Survey from Massachusetts General confirms doctors' reluctance to police profession
A recent survey from Mass General, one of the nation's most respected health institutions, shed some light on a topic that people in the legal and medical professions already understood: Doctors don't wish to police their own profession. The survey was published in the Annals of Internal Medicine.
The researchers reported a "disturbing reluctance" to report incompetent doctors or serious mistakes. While the vast majority of 1600 doctors who were consulted acknowledged that they owe a duty to report such matters, nearly half who had directly encountered such situations in the past three years confirmed that they had not made any report. Our society is replete with situations where co-workers and companions refuse to "rat out" their peers, and doctors are no exception.
Sadly, in liability situations where a victim cannot have a "day in court" without a comparable expert's support, this reluctance can mean some tragedies are uncompensated and other victims must rely upon "professional witnesses" with diminshed credibility. A decade-old Harvard study confirmed that about 7 out of 8 malpractice events are never even recognized by the victim or his family--or if recognized, no claim is made.
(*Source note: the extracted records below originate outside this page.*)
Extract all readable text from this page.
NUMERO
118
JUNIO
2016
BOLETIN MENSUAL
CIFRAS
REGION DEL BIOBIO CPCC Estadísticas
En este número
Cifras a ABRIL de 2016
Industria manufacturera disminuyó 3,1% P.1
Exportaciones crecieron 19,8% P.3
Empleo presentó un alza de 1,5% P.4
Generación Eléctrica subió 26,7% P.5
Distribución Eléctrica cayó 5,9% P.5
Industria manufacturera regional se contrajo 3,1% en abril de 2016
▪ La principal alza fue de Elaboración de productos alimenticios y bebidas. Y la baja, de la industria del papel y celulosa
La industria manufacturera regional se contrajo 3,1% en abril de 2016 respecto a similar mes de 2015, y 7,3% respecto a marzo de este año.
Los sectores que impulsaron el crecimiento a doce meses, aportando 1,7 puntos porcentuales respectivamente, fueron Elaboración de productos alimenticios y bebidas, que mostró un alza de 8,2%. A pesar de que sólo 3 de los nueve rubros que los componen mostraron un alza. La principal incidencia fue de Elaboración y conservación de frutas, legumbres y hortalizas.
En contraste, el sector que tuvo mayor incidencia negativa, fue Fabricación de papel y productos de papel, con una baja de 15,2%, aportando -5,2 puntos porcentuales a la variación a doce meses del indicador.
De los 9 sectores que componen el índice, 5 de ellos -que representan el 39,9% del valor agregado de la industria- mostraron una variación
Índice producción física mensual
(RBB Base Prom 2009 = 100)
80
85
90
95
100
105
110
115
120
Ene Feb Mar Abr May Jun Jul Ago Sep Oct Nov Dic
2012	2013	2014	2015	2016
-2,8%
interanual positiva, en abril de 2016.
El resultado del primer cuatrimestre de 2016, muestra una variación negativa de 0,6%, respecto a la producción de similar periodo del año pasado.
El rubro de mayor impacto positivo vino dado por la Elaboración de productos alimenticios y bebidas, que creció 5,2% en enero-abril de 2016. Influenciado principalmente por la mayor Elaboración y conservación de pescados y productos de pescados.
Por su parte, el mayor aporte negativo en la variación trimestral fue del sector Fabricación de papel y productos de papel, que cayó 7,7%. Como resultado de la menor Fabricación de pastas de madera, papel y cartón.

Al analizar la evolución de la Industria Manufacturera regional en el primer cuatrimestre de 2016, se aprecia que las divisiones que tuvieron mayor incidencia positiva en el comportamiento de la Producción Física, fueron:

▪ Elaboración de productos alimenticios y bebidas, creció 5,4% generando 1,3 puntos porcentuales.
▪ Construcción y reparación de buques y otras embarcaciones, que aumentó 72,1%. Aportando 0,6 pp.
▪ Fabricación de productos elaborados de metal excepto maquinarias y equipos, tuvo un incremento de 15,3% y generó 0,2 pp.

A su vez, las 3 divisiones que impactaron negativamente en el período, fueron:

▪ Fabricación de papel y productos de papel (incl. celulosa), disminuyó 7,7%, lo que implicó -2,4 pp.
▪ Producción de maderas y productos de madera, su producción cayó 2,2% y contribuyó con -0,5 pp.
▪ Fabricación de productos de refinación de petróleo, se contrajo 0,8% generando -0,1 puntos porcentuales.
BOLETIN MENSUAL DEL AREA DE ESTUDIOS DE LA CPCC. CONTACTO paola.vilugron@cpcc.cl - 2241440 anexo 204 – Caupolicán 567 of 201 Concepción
Other disturbing findings included the fact that a large majority of physicians reported that they would refer patients to an imaging facility in which they had invested--a practice considered unethical in the legal profession due to the potential conflict of interest--and one-quarter of respondents said they would not disclose their financial conflict of interest to patients. That, also, would be considered an ethical violation among lawyers.